Table 10 shows the score assigned to each dataset for their class imbalance. The scores are assigned based on the given based on the five-level classification system above. For instance, Dataset 6 receives the highest Likert value of 5 because the dataset has a perfectly balanced distribution of spam and non-spam.

Table 10 Scores assigned to each dataset for class imbalance.

The incorporation of diverse features in SMS spam detection research serves to enhance detection accuracy and the model’s robustness. Varied feature types capture distinct facets of spam messages, enabling the detection algorithm to make more nuanced decisions. This aligns with the findings of64, who noted that diversity in datasets helps models generalize their learnings to new and unseen cases. Similarly, incorporating diverse feature types ensures that the model can handle a wider range of spam characteristics, thus improving its robustness and adaptability. To measure feature diversity within datasets, this research proposes a five-level evaluation system that quantifies diversity purely based on the number of features present rather than the specific type of features.
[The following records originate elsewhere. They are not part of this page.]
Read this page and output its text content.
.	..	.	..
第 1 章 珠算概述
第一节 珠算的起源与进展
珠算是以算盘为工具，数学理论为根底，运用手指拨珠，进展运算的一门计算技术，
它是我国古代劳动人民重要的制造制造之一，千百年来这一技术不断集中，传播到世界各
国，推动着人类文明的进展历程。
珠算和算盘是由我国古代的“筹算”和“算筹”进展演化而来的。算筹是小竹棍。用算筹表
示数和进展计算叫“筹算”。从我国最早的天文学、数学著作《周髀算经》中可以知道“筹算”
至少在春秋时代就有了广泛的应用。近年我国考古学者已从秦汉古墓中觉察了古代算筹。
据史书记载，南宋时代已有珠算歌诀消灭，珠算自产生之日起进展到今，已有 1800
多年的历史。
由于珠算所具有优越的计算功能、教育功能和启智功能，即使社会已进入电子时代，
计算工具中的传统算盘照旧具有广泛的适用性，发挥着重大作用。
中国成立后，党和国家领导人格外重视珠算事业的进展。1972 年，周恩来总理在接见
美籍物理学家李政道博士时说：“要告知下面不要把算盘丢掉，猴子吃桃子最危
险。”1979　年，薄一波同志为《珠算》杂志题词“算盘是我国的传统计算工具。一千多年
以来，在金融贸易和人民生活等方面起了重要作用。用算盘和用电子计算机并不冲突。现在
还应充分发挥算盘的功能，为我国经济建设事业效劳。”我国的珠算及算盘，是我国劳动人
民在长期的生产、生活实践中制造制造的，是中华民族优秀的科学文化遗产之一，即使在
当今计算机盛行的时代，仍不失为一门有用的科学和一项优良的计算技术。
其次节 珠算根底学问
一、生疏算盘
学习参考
The rationale for this classification is as follows:

  • Datasets with fewer features (Scores 1–2) contain only basic text and labels, limiting their ability to provide meaningful distinctions between spam and ham messages.

  • Datasets with moderate features (Score 3) begin to introduce additional attributes, offering minor improvements to model learning.

  • Datasets with high feature diversity (Scores 4–5) provide richer insights by incorporating multiple attributes, which significantly enhance model performance and generalizability.

The five-level evaluation system is as follows:

  1. 1.

    (Very poor): The dataset only contains two features; the raw text messages and its label (e.g., spam/ham).

  2. 2.

    (Poor): The dataset contains three features; raw text messages, labels, and an additional attribute.

  3. 3.

    (Fair): The dataset contains four features; raw text messages, labels, and two additional attributes.

  4. 4.

    (Good): The dataset contains five features; raw text messages, labels, and three additional attributes.

  5. 5.

    (Excellent): The dataset contains six or more features, providing a diverse range of attributes that significantly improve spam detection.

Table 11 shows the score assigned to each dataset for their diversity of features. The scores are assigned based on the given based on the five-level classification system above. For instance, Dataset 5 receives the highest Likert value of 5 because the dataset has five additional attributes in addition to raw text messages and labels.

Table 11 Scores assigned to each dataset for features diversity.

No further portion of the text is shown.